I realize these are quite obvious answer choices, and the answer is most likely D, but I don't know how to get it. I only have the "four kinematics" equations to work with, but I think there are other equations I can use for this. How does the height of 13m effect my answer, if it indeed does.
What causes the object to accelerate? What is the magnitude of this acceleration? This is more of a "did you memorize this constant?" kind of question than a problem about applying kinematics equations. Lastly why do you think it's D?

well, the acceleration down would be gravity (9.8 m/s^2)...wait, so the answer is B!? I was thinking that because the object is traveling at 20m/s^2, after 1.5 seconds, it would be slighty over 20m, and the closest answer is D. But I guess if its asking for the "magnitude" of the acceleration, it would be gravity.

ch3570r said:
well, the acceleration down would be gravity (9.8 m/s^2)...wait, so the answer is B!? I was thinking that because the object is traveling at 20m/s^2, after 1.5 seconds, it would be slighty over 20m, and the closest answer is D. But I guess if its asking for the "magnitude" of the acceleration, it would be gravity.

Yes the answer is B. And no after 1.5 seconds the object is not traveling at 20m/s^2 that is an acceleration not a velocity! Acceleration is measure in units of meteres per second squared and near the surface of the Earth the value of acceleration due to gravity is nearly constant at 9.8m/s^2.
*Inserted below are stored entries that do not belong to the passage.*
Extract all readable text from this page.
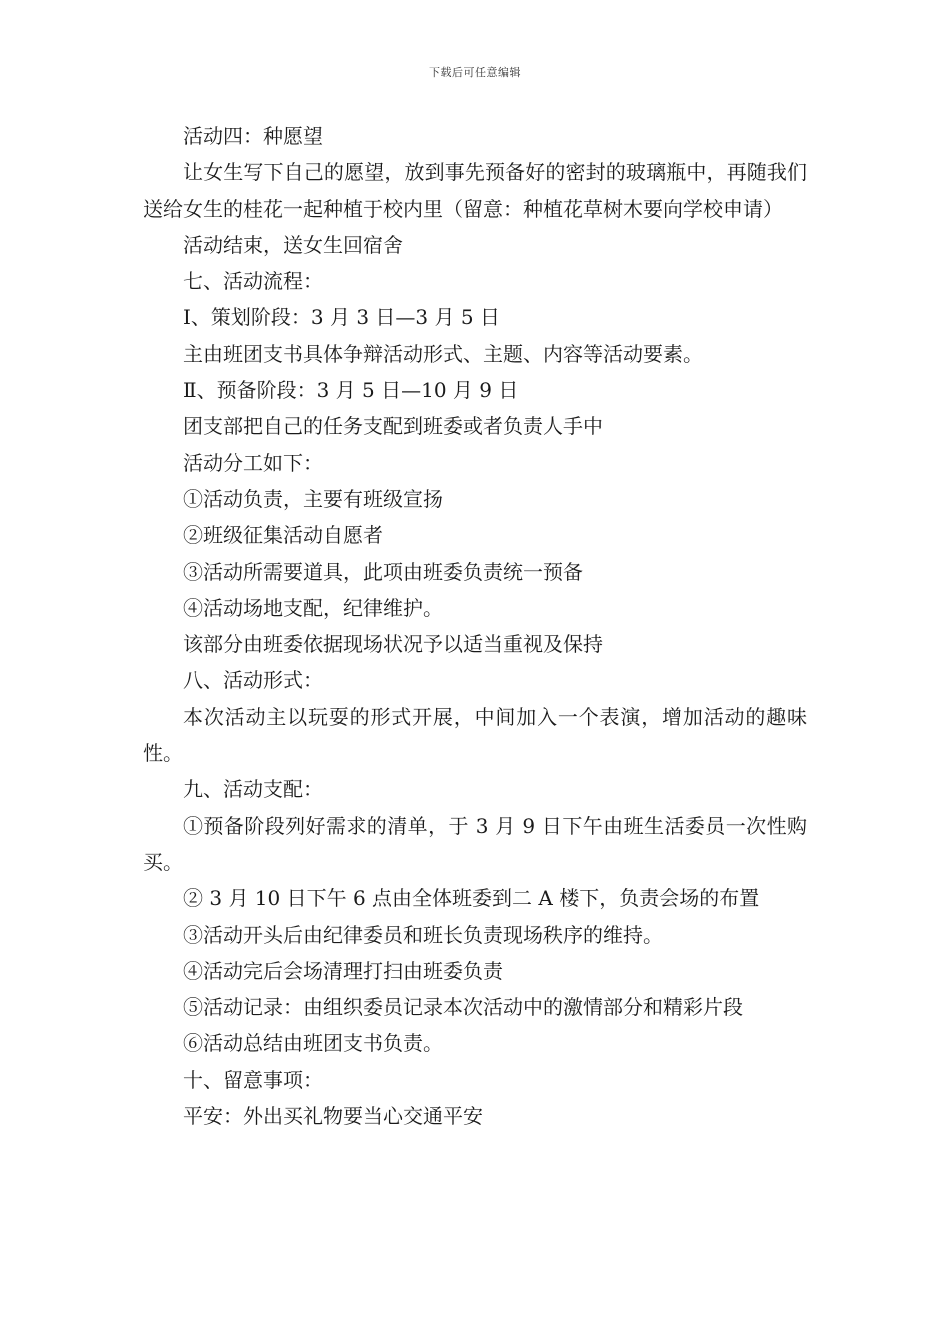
下载后可任意编辑

活动四：种愿望

让女生写下自己的愿望，放到事先预备好的密封的玻璃瓶中，再随我们送给女生的桂花一起种植于校内里（留意：种植花草树木要向学校申请）

活动结束，送女生回宿舍

七、活动流程：

Ⅰ、策划阶段：3 月 3 日—3 月 5 日

主由班团支书具体争辩活动形式、主题、内容等活动要素。

Ⅱ、预备阶段：3 月 5 日—10 月 9 日

团支部把自己的任务支配到班委或者负责人手中

活动分工如下：

①活动负责，主要有班级宣扬

②班级征集活动自愿者

③活动所需要道具，此项由班委负责统一预备

④活动场地支配，纪律维护。

该部分由班委依据现场状况予以适当重视及保持

八、活动形式：

本次活动主以玩耍的形式开展，中间加入一个表演，增加活动的趣味性。

九、活动支配：

①预备阶段列好需求的清单，于 3 月 9 日下午由班生活委员一次性购买。

② 3 月 10 日下午 6 点由全体班委到二 A 楼下，负责会场的布置

③活动开头后由纪律委员和班长负责现场秩序的维持。

④活动完后会场清理打扫由班委负责

⑤活动记录：由组织委员记录本次活动中的激情部分和精彩片段

⑥活动总结由班团支书负责。

十、留意事项：

平安：外出买礼物要当心交通平安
1. What is acceleration thrown upward?

Acceleration thrown upward refers to the movement of an object upwards, against the force of gravity, with a constant acceleration. It can also be referred to as upward projectile motion.

2. What is the acceleration due to gravity for objects thrown upward?
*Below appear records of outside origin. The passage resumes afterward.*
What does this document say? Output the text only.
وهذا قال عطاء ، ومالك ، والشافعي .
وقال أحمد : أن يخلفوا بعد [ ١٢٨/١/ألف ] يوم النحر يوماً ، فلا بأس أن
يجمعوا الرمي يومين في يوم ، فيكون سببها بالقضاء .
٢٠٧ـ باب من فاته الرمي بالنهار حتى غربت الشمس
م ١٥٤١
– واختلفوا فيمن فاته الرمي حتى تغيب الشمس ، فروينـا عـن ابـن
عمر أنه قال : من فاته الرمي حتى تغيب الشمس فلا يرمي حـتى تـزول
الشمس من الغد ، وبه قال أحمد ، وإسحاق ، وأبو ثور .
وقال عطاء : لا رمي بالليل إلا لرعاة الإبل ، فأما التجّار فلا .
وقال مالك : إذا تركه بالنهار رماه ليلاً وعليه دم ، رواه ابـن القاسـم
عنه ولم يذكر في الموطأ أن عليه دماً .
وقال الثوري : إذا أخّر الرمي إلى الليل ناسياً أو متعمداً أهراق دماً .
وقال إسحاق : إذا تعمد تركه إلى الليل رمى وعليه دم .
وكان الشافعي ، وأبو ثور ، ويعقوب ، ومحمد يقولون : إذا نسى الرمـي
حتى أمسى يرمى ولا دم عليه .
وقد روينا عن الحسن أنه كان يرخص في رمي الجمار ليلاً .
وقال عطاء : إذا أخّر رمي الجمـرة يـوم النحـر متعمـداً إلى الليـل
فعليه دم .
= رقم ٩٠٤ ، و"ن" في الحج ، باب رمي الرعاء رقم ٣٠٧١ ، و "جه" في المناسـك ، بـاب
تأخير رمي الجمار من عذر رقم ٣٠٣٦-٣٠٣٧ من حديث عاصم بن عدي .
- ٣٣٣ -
The acceleration due to gravity for objects thrown upward is -9.8 m/s², which means that the object's velocity decreases by 9.8 meters per second every second.

3. How is the acceleration of an object thrown upward calculated?
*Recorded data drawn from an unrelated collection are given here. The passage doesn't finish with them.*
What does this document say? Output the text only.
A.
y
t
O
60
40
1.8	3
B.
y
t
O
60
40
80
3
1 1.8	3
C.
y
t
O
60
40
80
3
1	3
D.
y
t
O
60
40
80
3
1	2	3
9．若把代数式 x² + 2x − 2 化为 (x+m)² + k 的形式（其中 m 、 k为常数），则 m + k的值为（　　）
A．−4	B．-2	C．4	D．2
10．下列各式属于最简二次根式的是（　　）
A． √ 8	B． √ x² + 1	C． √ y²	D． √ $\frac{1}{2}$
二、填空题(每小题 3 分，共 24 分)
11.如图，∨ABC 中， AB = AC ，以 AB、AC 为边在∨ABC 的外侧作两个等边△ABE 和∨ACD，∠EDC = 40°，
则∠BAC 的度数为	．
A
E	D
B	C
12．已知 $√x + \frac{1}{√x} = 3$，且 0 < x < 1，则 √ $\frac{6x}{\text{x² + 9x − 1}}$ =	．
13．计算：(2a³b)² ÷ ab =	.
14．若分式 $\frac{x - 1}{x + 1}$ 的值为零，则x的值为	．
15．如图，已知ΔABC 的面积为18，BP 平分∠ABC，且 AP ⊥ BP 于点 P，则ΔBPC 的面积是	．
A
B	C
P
The acceleration of an object thrown upward can be calculated using the formula: a = -g, where a is the acceleration and g is the acceleration due to gravity.

4. How does air resistance affect the acceleration of an object thrown upward?

Air resistance can cause the acceleration of an object thrown upward to decrease. This is because air resistance acts in the opposite direction of the object's motion and can slow it down.

5. Can the acceleration of an object thrown upward ever be positive?

No, the acceleration of an object thrown upward is always negative due to the force of gravity pulling the object down. However, the object's velocity can be positive if it is moving upwards.